Clicking on for class is catching on in schools and homes for students in grades kindergarten through senior year. “Our mottos says it best,” explains Pam Birtolo, chief officer of education transformation for Florida Virtual School. “Any time, any place, any path, any pace.”

The beauty of online, Birtolo explains, is that students can “reinvent” themselves. Kids who have been labeled in traditional settings can overcome any obstacles — be it socio-economic status or learning challenges. “Everyone is a Nike kid online,” she adds. Most importantly, students who want to soar ahead in a subject can, while personalized online instruction is offered to those who need more time to master a course.

In touch with technology

“Online gives [all] teachers and students access to content. It levels the playing field,” agrees Allison Powell, vice president for state and district services for the International Association for K-12 Online Learning (iNACOL), a non-profit organization.  

Any fears that computers are teaching kids or that remote courses are impersonal are quelled by the experts. “Students and parents have relationships and talk directly to teachers,” Birtolo says.  

Ideally, experts say, kids don’t spend the entire time in front of a screen; rather they rotate from online sessions to traditional class time.   Powell further contends that technology paves the way for the human touch. “It empowers the teacher to be a teacher and to do what they signed up to do,” she explains.

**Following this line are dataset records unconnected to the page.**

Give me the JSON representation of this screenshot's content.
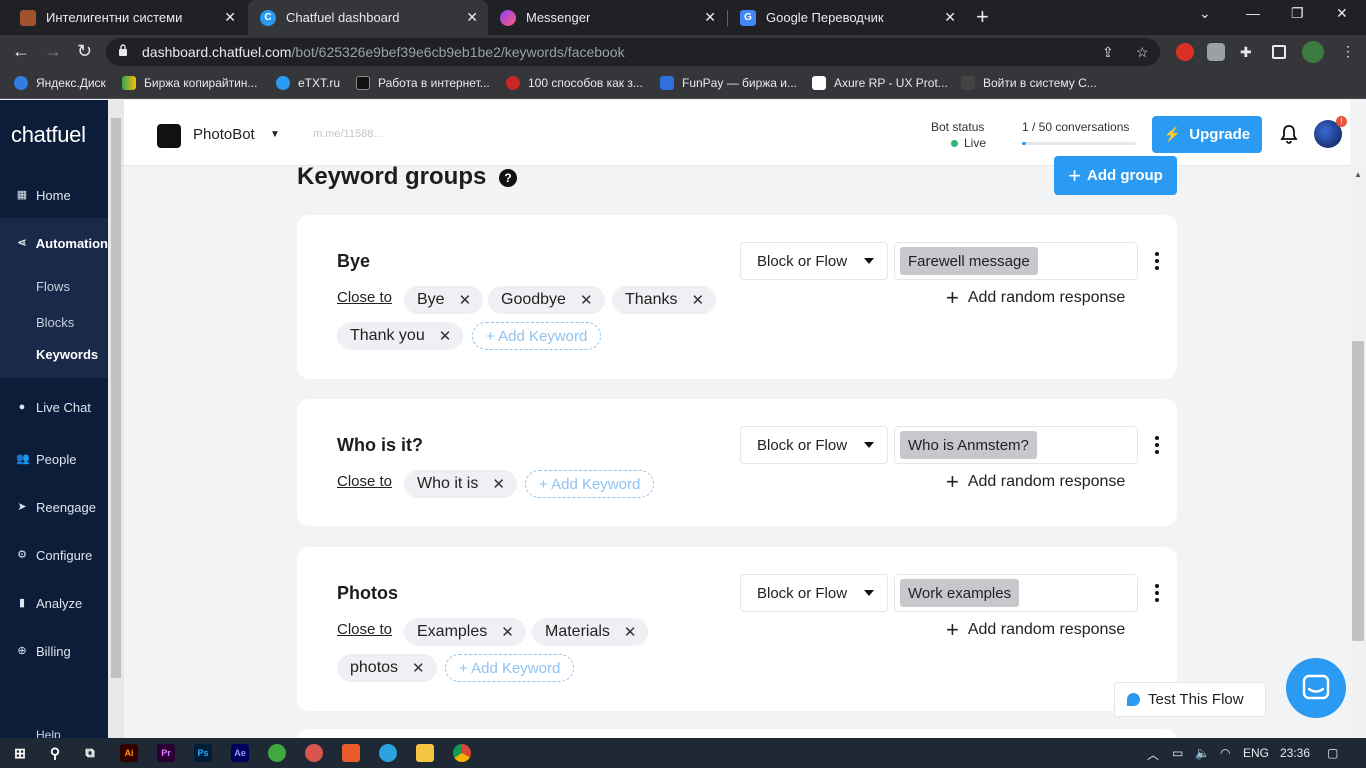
{
  "browser": {
    "tabs": [
      {
        "title": "Интелигентни системи",
        "active": false
      },
      {
        "title": "Chatfuel dashboard",
        "active": true
      },
      {
        "title": "Messenger",
        "active": false
      },
      {
        "title": "Google Переводчик",
        "active": false
      }
    ],
    "url_domain": "dashboard.chatfuel.com",
    "url_path": "/bot/625326e9bef39e6cb9eb1be2/keywords/facebook",
    "bookmarks": [
      "Яндекс.Диск",
      "Биржа копирайтин...",
      "eTXT.ru",
      "Работа в интернет...",
      "100 способов как з...",
      "FunPay — биржа и...",
      "Axure RP - UX Prot...",
      "Войти в систему С..."
    ]
  },
  "sidebar": {
    "logo": "chatfuel",
    "items": [
      {
        "label": "Home",
        "icon": "grid-icon"
      },
      {
        "label": "Automation",
        "icon": "share-nodes-icon"
      },
      {
        "label": "Live Chat",
        "icon": "chat-bubble-icon"
      },
      {
        "label": "People",
        "icon": "people-icon"
      },
      {
        "label": "Reengage",
        "icon": "send-icon"
      },
      {
        "label": "Configure",
        "icon": "gear-icon"
      },
      {
        "label": "Analyze",
        "icon": "bar-chart-icon"
      },
      {
        "label": "Billing",
        "icon": "plus-circle-icon"
      }
    ],
    "sub_items": [
      "Flows",
      "Blocks",
      "Keywords"
    ],
    "help": "Help"
  },
  "header": {
    "bot_name": "PhotoBot",
    "bot_link": "m.me/11588...",
    "bot_status_label": "Bot status",
    "bot_status_value": "Live",
    "conversations": "1 / 50 conversations",
    "conversations_fraction": 0.02,
    "upgrade_label": "Upgrade"
  },
  "main": {
    "title": "Keyword groups",
    "add_group_label": "Add group",
    "close_to_label": "Close to",
    "add_keyword_label": "+ Add Keyword",
    "select_label": "Block or Flow",
    "random_response_label": "Add random response",
    "groups": [
      {
        "name": "Bye",
        "keywords": [
          "Bye",
          "Goodbye",
          "Thanks",
          "Thank you"
        ],
        "block": "Farewell message"
      },
      {
        "name": "Who is it?",
        "keywords": [
          "Who it is"
        ],
        "block": "Who is Anmstem?"
      },
      {
        "name": "Photos",
        "keywords": [
          "Examples",
          "Materials",
          "photos"
        ],
        "block": "Work examples"
      }
    ]
  },
  "floating": {
    "test_flow_label": "Test This Flow"
  },
  "taskbar": {
    "language": "ENG",
    "time": "23:36"
  },
  "colors": {
    "sidebar_bg": "#0c1d3a",
    "accent": "#2a9af2",
    "live": "#2bb673"
  }
}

“We are training kids for tomorrow. Everything they do now is on a computer. This is a life skill,”

Training for tomorrow

Another myth dispelled is that online courses are easier.  “Our courses are rigorous,” says Birtolo. However, she adds that the goal is mastery. “In our environment, if a student does get it right the first time, we reteach.”  Florida Virtual School has the stats to back up its system with its part-time students performing higher than state averages on all four state-created End of Course exams. Add to that, the school has about an 85 percent completion rate of courses.

It is estimated some two-thirds of the country’s school districts offer some kind of a blended online learning programs. And in Florida, the state mandates that all students — starting with this year’s freshman class — take an online course. “We are training kids for tomorrow. Everything they do now is on a computer. This is a life skill,” says Birtolo.

Head of the digital class                                                                 

While virtual learning can help in courses such as advanced placement topics in rural areas that don’t always have the courses, the variety of topics goes well beyond traditional core subjects. Florida Virtual School has 125 choices — including a new leadership program, physical education and even guitar — and some 400,000 enrolled students.

The fresh thinking of virtual, often blended with traditional classes, could be just what America needs to jump-start the educational system, some say. “America has been lagging in education for some time and that has a profound impact on skills for careers in the long-term,” explains Michael Horn, executive director of education for the Clayton Christensen Institute, a non-profit think tank.    

According to Horn, there are fewer failures, less boredom and a reduced dropout rate by melding technology and personal instruction because students “take control of their own path.”    

Concludes Birtolo, “Because of us, kids from rural schools can get into Ivy Leagues; on the flip side, others can graduate because they can remediate. There are as many reasons for taking a course online as there are students.”